VINCENT worked as a new opportunity to work with animation of various styles and types. He lend his voice and image in 1985’s THE 13 GHOSTS OF SCOOBY- DOO to which he played the character named Vincent VanGhoul! More prestigious was Price’s voice work as Professor Ratigan in Walt Disney’s 1986 adventure- animated feature, THE GREAT MOUSE DETECTIVE. It is said that Price once said that the role of Ratigan was considered his most favorite… he even had two original songs written for him to perform!

What would almost convey as the perfect role for Price to play, director Tim Burton requested his appearance as The Inventor of 1990’s EDWARD SCISSORHANDS. At the time of actual production, Price was already very ill with emphysema and was suffering from Parkinson disease, which had prematurely shortened his originally intended lengthier role.

VINCENT PRICE 1911- 1993
I had the distinct honor and pleasure to be one of a select few who was present during an exclusive one- on- one interview at the 1990 presentation of “FANGORIA’S WEEKEND OF HORRORS” in Los Angeles, CA. The evening was hosted by film director Joe Dante (GREMLINS) who interviewed a very frail Vincent Price. The night provided many joys and memories for both Price and his fans as he reminisced about his life and the films he had worked on throughout his career.

Vincent Leonard Price was laid to rest on October 25, 1993 at the age of 82. His ashes were spread across the California coast of Malibu.

One of the last quotes given by Mr. Price was: “I hate being old and ill! Don't get old if you can avoid it!"

 JOHNNY CHAZZ: In response to our reader's request this week, we examine the life and times of Vincent Price. Having read what you have written here Jer, I will simply tack on a few "extras" to round out this weeks' blog.

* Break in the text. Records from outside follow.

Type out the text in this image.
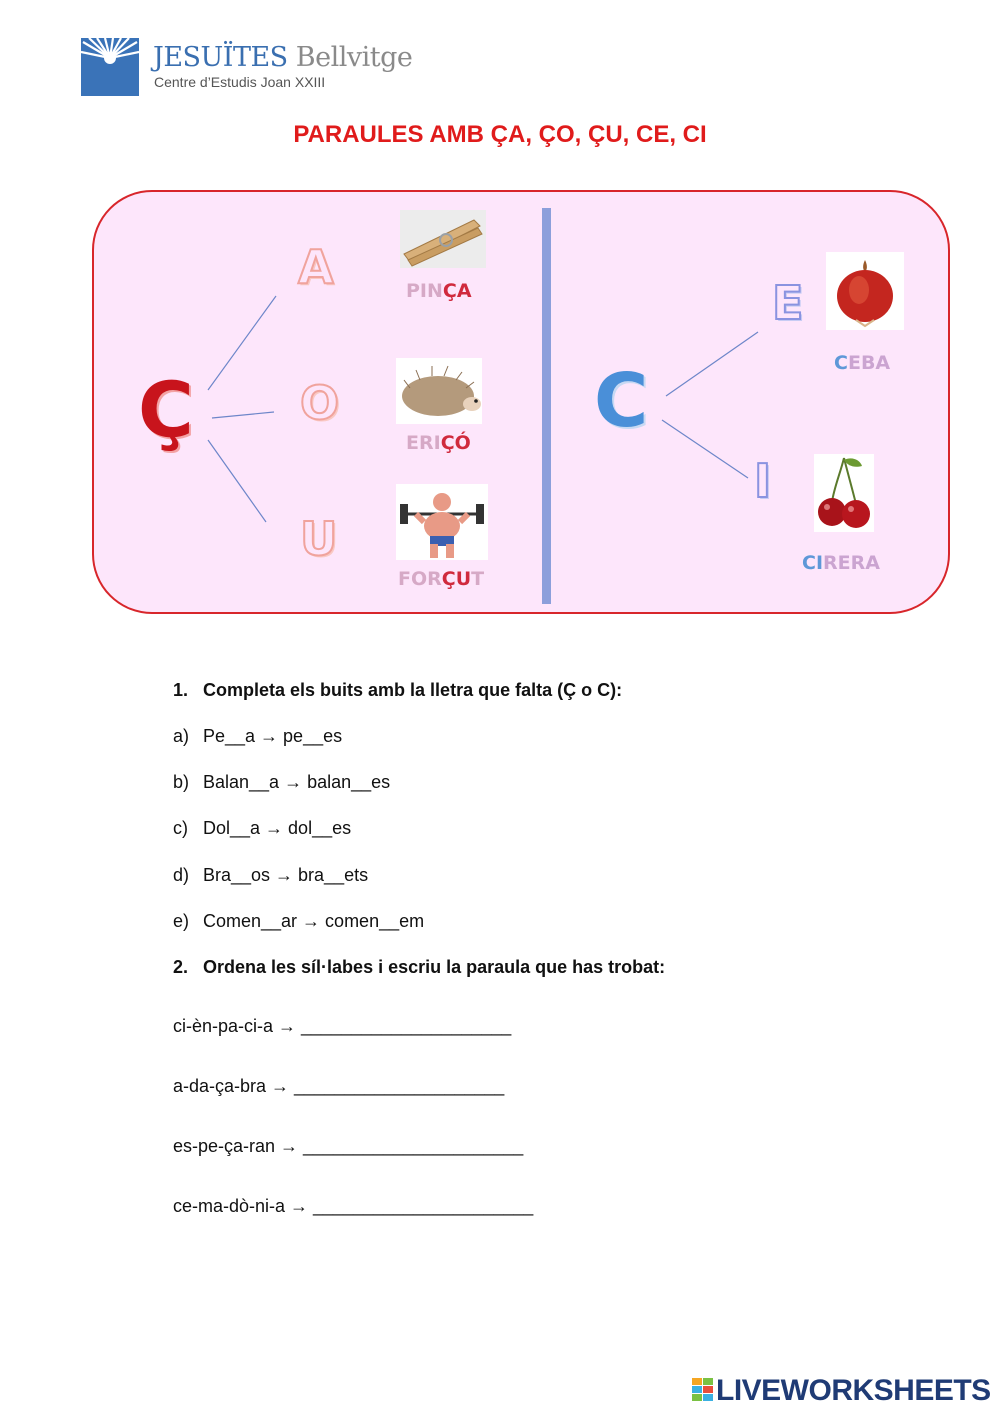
JESUÏTES Bellvitge
Centre d’Estudis Joan XXIII
PARAULES AMB ÇA, ÇO, ÇU, CE, CI
Ç	C
A
O
U
E
I
PINÇA
ERIÇÓ
FORÇUT
CEBA
CIRERA
1. Completa els buits amb la lletra que falta (Ç o C):
a) Pe__a → pe__es
b) Balan__a → balan__es
c) Dol__a → dol__es
d) Bra__os → bra__ets
e) Comen__ar → comen__em
2. Ordena les síl·labes i escriu la paraula que has trobat:
ci-èn-pa-ci-a → _____________________
a-da-ça-bra → _____________________
es-pe-ça-ran → ______________________
ce-ma-dò-ni-a → ______________________
LIVEWORKSHEETS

"Song of Bernadette" (1943) may have been the film that kicked things off for Vincent Price, although it did not exactly make him a household name at the time. Still, his performance was spellbinding here and this film should be considered one of his best.

Now, other Vincent Price films worth honoring would include:

"House on Haunted Hill" (1958) - undoubtedly one of his most recognizable films in the genre of horror. The effects are a bit thin, but the storyline and the suspense factor make it a classic.

"The Fly" (1958) - memorable on all counts even though some of the scenes are almost a bit humorous when looking back.

"The Pit and the Pendulum" (1961): A creepy Poe work, but definitely a classic Vincent Price film.

"House of Wax" (1953): How can this not be included in the list? The film has a definite creep factor and the shock element reaches out to the audience on all levels. Price makes his debut in an all-out horror role here.

An interesting clip of Tim Burton hosting Price's HOUSE OF WAX

Earlier films of note also included: "The Raven", "The Tower of London" and "The Fall of the House of Usher".

In 1964, Price starred in the wonderful "Masque of the Red Death" which may have been one of the best films and performances of his career.

Price involved himself with primarily horror films in the 1950's and 1960's, only to reach the 1970's and become involved in films that almost cast him as a "spoof" per se. anything and everything. Later in the 1980's he would appear in Michael Jackson's MTV video "Thriller", and work a small role in Burton's "Edward Scissorhands". The bottom line is that Price's best years were during the 1940's - 1960's and proved that "horror" was what he was suited for best.
Have a listen to the uncut 'rap' by Price for Jackson's THRILLER!

Price's final major film role was actually a memorable one and a definite tangent from his earlier works. "The Whales of August" (1987) featured Price with Bette Davis and Lillian Gish in a film that was vastly underrated.

Price passed away in 1993 and we pay homage this week to his career, his lifetime achievements and his dedication and devotion to the horror genre.

JER: Thank you, JC, for catching some details on some missed points from my part. I felt I couldn’t completely handle it all myself and selfishly leave you nothing to talk about!